Gda McCoy accepted under cross-examination by State counsel Aislinn O’Donnell BL that the incident room course was not part of the detective role profile.
Firearms competence was, however, listed as desirable, the tribunal was told, and Gda McCoy said she had missed a firearms course while on maternity leave.
Both interviews were with the same two-person interview panel of a detective superintendent and an inspector. Gda McCoy did not get a place on a panel for promotion on either occasion, the tribunal heard.
Mr Bolger said discrimination could be “inadvertent” and that his client was not claiming anyone “set out to discriminate against her” but that the difference in how she was assessed “must be examined”.
“The only variable between 2019 and 2020 was the fact that she was pregnant,” he said.
Ms O’Donnell, defending the claim on instructions from the Chief State Solicitor’s Office, argued Gda McCoy’s discrimination claim was “entirely speculative” and that the 2020 detective competition was “based on objective ratings to ensure that the candidates were appointed on merit”.
Now-retired Det Supt Alan Cunningham, who sat on the interview panel, gave evidence that the 2020 candidates were “younger than the 2019 cohort” and more “tuned in” to a competency interview and gave high-quality answers.
“The group in 2020 were more competitive,” he said.
In cross-examination, Mr Bolger asked the witness whether Gda Bolger had been “marked down because of nerves”.
Mr Cunningham said Gda McCoy “did not perform as well” in 2020 as the year before.
“She was more nervous,” he said, adding: “You try to get the best out of the candidates by drawing them out, but what counts is their performance on the day.”
One of the best performers on the day was “recently out of Templemore”, he said.
“Skills and service don’t count,” he said.
He said the candidates were graded after all 26 interviews were concluded.
In her decision on the case, adjudicating officer Catherine Byrne wrote that this approach risked awarding the highest scores to the “most memorable” candidates and the “manipulation” of scores “to ensure the perceived best performers come out on top”.
This was among the reasons Ms Byrne cited in concluding that the interview process was “flawed” and that the force had failed to show the marking was not influenced by the fact the complainant was pregnant.
She found there had been an “undue emphasis” on “performance” at the interview, impacting a “proper consideration” of the complainant’s answers to competency questions.
Ms Byrne said she accepted the complainant’s evidence that she “was not nervous” at the interview, as Mr Cunningham had not “tested” it by moving to put the complainant at ease, she wrote.

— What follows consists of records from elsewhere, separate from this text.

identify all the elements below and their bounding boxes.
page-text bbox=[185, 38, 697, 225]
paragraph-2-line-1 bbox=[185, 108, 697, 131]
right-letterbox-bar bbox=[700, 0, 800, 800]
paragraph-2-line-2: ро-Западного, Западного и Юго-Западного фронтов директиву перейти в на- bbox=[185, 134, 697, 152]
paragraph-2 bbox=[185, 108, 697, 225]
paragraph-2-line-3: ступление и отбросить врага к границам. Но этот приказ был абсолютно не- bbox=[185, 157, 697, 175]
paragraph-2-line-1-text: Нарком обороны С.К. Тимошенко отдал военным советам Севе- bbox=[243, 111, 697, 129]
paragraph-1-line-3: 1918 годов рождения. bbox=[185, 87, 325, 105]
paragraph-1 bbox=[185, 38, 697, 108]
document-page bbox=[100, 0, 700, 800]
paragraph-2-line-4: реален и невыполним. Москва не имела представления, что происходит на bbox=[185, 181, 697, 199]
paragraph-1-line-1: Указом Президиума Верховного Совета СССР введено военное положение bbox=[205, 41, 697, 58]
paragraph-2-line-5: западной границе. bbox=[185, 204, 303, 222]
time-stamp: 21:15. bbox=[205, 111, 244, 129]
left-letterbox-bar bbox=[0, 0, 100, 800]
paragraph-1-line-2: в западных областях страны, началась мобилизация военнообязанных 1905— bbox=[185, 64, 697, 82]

Ms Byrne added that the references to “younger” and more “competitive” candidates being considered better performers led her to conclude this was “more highly rated than ten years of solid experience of a woman pregnant with her second child”.
The absence of an interviewer independent of An Garda Síochána was also a concern, she wrote.
“Unconscious bias means that the people who get promoted are likely to mirror the attributes of the hirers. For this reason, it is important that an interview panel includes someone independent,” she wrote.
Ms Byrne noted that Mr Cunningham did not explain what “measure” was used to decide the 2020 candidates had “superior abilities” said it was a “subjective judgment based on a perception of an individual’s ambition to succeed”.
“I have a concern that, faced with a heavily pregnant woman and a number of young and ambitious men, Mr Cunningham made a subjective assessment and decided in favour of the men,” the adjudicator in the case wrote.
Upholding Gda McCoy’s complaint of gender-based discrimination, Ms Byrne ordered the force to pay €10,000 in compensation.